That one and “This is not a pipe.” But I’ll admit the first thought I have when I hear his name is the Paul Simon song.
Another famous Belgian I just came across: Sister Luc-Gabrielle (born Jeanine Deckers), the “Singing Nun”, Dominican nun who wrote and recorded “Dominique”, released under the name Soeur Sourire (Smiling Sister) in 1963.
From this Song Facts page about her and this song:
I voted for Hergé, but my wife suggested Georges Lemaître
who was probably one of the smartest people in the entire 20th century.
Yes, Lemaitre was popular in another version I did of this poll as a write-in.
I chose Leopold without looking at the choices. JVCD probably wouldn’t have pinged my radar despite his sobriquet. I’m a huge fan of Merckx, but I would have to think about it before I pegged him as Belgian. I’ve been to a couple of shows of Magritte, but I didn’t even realize he was Belgian. I think a lot of people would recognize his painting of the dude in the bowler hat with the apple in front of his face, but would not be able to name the artist.
That just means Hampshire and Bone to me.
Eh, King Leopold’s Ghost sold around 600,000 copies and was a bestseller. Pretty good for a popular history.
I was thinking Leopold before I even opened the thread because history nerd. But I’m not surprised at the SDMB polling. Since Van Damme wasn’t on the list (I would have voted for Leopold regardless), it makes sense to me that Leopold is better known as symbol of Belgian-ness than Magritte.
Ditto. Reading through the list I agreed that some of them were excellent choices, but I stuck with Leopold.
Hadn’t realised Audrey was born in Belgium – her father was British and her mother was Dutch, and as noted above she spent the war in the Netherlands (she was in Arnhem at the time of the “bridge too far” battle).
Rubens
Wikipedia lists “Flemish Painters” and “Belgian Painters” separately. Perhaps you only get to be Belgian after 1830?
Rubens is clearly the answer if we’re talking about the most famous person from territories now know as ‘Belgium’.

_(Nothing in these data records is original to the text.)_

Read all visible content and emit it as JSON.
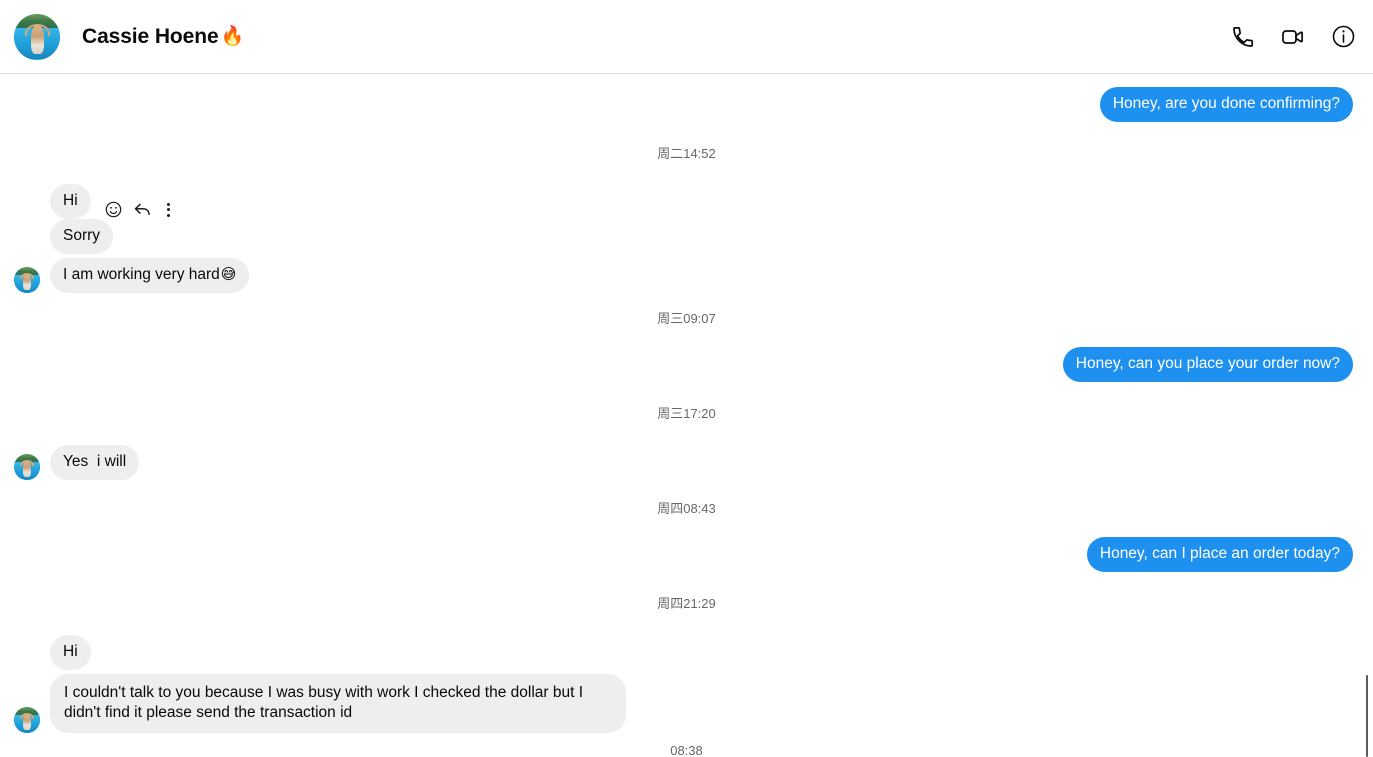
{
  "header": {
    "contact_name": "Cassie Hoene",
    "contact_name_emoji": "🔥",
    "avatar_name": "contact-avatar",
    "actions": [
      {
        "name": "voice-call-icon",
        "label": "Voice call"
      },
      {
        "name": "video-call-icon",
        "label": "Video call"
      },
      {
        "name": "conversation-info-icon",
        "label": "Conversation information"
      }
    ]
  },
  "message_actions": {
    "react_label": "React",
    "reply_label": "Reply",
    "more_label": "More"
  },
  "conversation": {
    "messages": [
      {
        "id": "m1",
        "direction": "outgoing",
        "text": "Honey, are you done confirming?"
      },
      {
        "id": "t1",
        "type": "timestamp",
        "text": "周二14:52"
      },
      {
        "id": "m2",
        "direction": "incoming",
        "text": "Hi",
        "hovered": true
      },
      {
        "id": "m3",
        "direction": "incoming",
        "text": "Sorry"
      },
      {
        "id": "m4",
        "direction": "incoming",
        "text": "I am working very hard",
        "emoji": "😅",
        "show_avatar": true
      },
      {
        "id": "t2",
        "type": "timestamp",
        "text": "周三09:07"
      },
      {
        "id": "m5",
        "direction": "outgoing",
        "text": "Honey, can you place your order now?"
      },
      {
        "id": "t3",
        "type": "timestamp",
        "text": "周三17:20"
      },
      {
        "id": "m6",
        "direction": "incoming",
        "text": "Yes  i will",
        "show_avatar": true
      },
      {
        "id": "t4",
        "type": "timestamp",
        "text": "周四08:43"
      },
      {
        "id": "m7",
        "direction": "outgoing",
        "text": "Honey, can I place an order today?"
      },
      {
        "id": "t5",
        "type": "timestamp",
        "text": "周四21:29"
      },
      {
        "id": "m8",
        "direction": "incoming",
        "text": "Hi"
      },
      {
        "id": "m9",
        "direction": "incoming",
        "text": "I couldn't talk to you because I was busy with work I checked the dollar but I didn't find it please send the transaction id",
        "show_avatar": true
      },
      {
        "id": "t6",
        "type": "timestamp",
        "text": "08:38"
      }
    ]
  },
  "colors": {
    "outgoing_bubble": "#1e90f0",
    "incoming_bubble": "#eeeeee",
    "outgoing_text": "#ffffff",
    "incoming_text": "#090909",
    "timestamp_text": "#65676b",
    "header_border": "#e2e2e2"
  }
}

But quite apart from the wider definitional problems surrounding the Spanish Netherlands in that period, there is a complication - Rubens was born at Siegen, which is well within what is now Germany, and he spent his early childhood in Cologne.
And do you know who thought this important?
The Nazis. Purely by coincidence, the invasion of Belgium in 1940 almost exactly coincided with the tercentenary of Rubens’s death. The occupying authorities therefore played up the idea that Rubens was actually German, in the hope of persuading the Belgians that they were really Germans too.
As for Leopold II, he wanted to build a huge Panthéon commemorating famous Belgians on the Koekelberg Hill in Brussels. At the time there were doubts as to whether there were enough famous Belgians to justify this.
I didn’t see where this got answered, but Jean Claude van Damme has often been styled as “The Muscles from Brussels,” so if you know that nickname and where Brussels is, his nationality is self-evident.
Thank you. I’d never heard of that name for him, but it make perfect sense.
I have to say, this thread was a bright spot for me during the long election season. No matter what disasters were being predicted or enacted, and one of the longest threads in SDMB history just took off to discuss every aspect of the election, this completely innocuous, oddity, thread about famous Belgians, just kept clicking along.
Not everything in November was election-related, and Dopes continued to delve into some of the most obscure minutia possible, while simultaneously contemplating The End of the American Experiment™!
Thanks, Dopers.
The most famous now but who will remain famous ?
Mercx and Van Damme will be forgotten in just a few years.
Thank you! I hoped exactly this.
I suspect that Lemaître will still be famous hundreds of years from now, assuming the Big Bang theory holds up. He might even get a planet named after him. He’s already got an asteroid.